Enthalpy is a thermodynamic property representing the total heat content of a system. For a steam condenser, enthalpy changes are crucial in determining how much heat is transferred as the steam condenses. Enthalpy is typically denoted by °h°. For the given exercise, the enthalpy of steam entering the condenser \( h_{s1} \) is \(1116.1 \ \text{Btu}\text{/}\text{lbm} \) and leaving it \( h_{s2} \) is \(94.02 \ \text{Btu}\text{/}\text{lbm} \) as a saturated liquid. When steam loses heat and condenses, its enthalpy changes. By calculating the difference in enthalpy, we can determine how much energy is being transferred.

heat transfer rate

The heat transfer rate, denoted as \( \dot{Q} \), represents the amount of thermal energy transferred per unit of time. It can be calculated by using the specific mass flux and enthalpy change. For steam in a condenser, the heat transfer rate can be calculated using the formula \( \dot{Q}_{s} = \dot{m}_{s}(h_{s2} - h_{s1}) \). In this case, the calculation is \( \dot{Q}_{s}=(600)(94.02-1116.1) = -613,200 \ \text{Btu}\text{/}\text{min} \). This negative sign indicates that energy is being transferred out of the steam.

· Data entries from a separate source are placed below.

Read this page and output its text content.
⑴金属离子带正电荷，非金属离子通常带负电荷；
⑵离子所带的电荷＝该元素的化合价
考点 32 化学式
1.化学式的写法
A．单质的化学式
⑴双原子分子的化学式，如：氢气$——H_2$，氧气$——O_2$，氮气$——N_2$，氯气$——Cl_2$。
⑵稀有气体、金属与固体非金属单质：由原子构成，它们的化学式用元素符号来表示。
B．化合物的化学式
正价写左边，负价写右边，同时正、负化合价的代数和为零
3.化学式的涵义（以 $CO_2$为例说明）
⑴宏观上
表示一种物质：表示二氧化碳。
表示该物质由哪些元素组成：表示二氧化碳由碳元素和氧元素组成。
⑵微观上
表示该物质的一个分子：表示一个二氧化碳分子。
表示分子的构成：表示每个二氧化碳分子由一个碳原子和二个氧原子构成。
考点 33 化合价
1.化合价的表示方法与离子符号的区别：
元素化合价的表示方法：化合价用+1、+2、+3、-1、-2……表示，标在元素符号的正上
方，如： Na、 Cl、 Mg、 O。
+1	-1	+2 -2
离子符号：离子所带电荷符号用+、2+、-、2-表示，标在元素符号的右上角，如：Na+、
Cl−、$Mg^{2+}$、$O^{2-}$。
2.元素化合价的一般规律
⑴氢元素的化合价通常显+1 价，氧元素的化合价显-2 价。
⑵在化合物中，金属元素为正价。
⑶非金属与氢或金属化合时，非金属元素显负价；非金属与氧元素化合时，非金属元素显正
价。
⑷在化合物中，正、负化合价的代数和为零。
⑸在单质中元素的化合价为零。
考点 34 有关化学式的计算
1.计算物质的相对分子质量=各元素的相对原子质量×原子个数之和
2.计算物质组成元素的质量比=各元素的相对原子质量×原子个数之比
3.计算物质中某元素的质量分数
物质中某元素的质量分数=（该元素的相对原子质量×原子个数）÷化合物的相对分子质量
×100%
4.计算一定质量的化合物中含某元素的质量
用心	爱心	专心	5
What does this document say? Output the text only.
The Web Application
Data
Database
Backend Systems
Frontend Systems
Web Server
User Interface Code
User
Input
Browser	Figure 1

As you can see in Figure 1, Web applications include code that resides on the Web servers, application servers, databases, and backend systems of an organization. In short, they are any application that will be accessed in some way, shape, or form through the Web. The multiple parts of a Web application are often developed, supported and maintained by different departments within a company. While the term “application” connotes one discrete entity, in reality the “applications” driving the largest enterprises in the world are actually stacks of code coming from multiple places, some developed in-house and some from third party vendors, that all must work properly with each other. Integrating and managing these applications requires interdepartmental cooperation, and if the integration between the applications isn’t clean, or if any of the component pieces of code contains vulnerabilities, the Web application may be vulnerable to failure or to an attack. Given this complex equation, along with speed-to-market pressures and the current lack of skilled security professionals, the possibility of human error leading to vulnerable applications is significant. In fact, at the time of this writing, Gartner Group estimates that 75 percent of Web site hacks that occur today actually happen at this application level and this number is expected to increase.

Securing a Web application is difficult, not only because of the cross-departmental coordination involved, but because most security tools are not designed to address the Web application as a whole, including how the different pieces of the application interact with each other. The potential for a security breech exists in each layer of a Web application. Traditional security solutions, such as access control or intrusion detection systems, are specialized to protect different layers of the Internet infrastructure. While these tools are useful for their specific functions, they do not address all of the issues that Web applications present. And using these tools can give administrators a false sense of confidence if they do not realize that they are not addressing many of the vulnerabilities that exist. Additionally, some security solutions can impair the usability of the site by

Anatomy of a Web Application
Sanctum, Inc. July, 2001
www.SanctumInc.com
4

The same amount of energy is gained by the cooling water, ensuring energy conservation.

specific heat

Specific heat \(C_{p}\) is the amount of heat required to raise the temperature of one unit of mass of a substance by one degree Fahrenheit. For water in our steam condenser problem, the specific heat is about \(1.00 \ \text{Btu}\text{/}\text{lbm} \/ ^{\circ}F \). This value is vital when calculating the mass flux of cooling water that's needed to absorb the heat from the condensing steam. By knowing the specific heat and the temperature change of the water \( \Delta T_{w}=15^{\circ} \ \text{F} \), we can determine its heat capacity and use it to balance the energy equation for the system.

phase change

Phase change refers to the transition of a substance from one state of matter to another, such as from liquid to gas or from gas to liquid. In a steam condenser, the phase change occurs as steam condenses into liquid water. This transition releases a significant amount of latent heat, which is absorbed by the cooling water. The heat transfer during the phase change directly affects the enthalpy of the system. In the given problem, steam initially at \( h_{s1} = 1116.1 \ \text{Btu}\text{/}\text{lbm} \) condenses to \( h_{s2} = 94.02 \ \text{Btu}\text{/}\text{lbm} \), resulting in the calculated change in enthalpy. Grasping the concept of phase change is critical for understanding the energy dynamics within the condenser.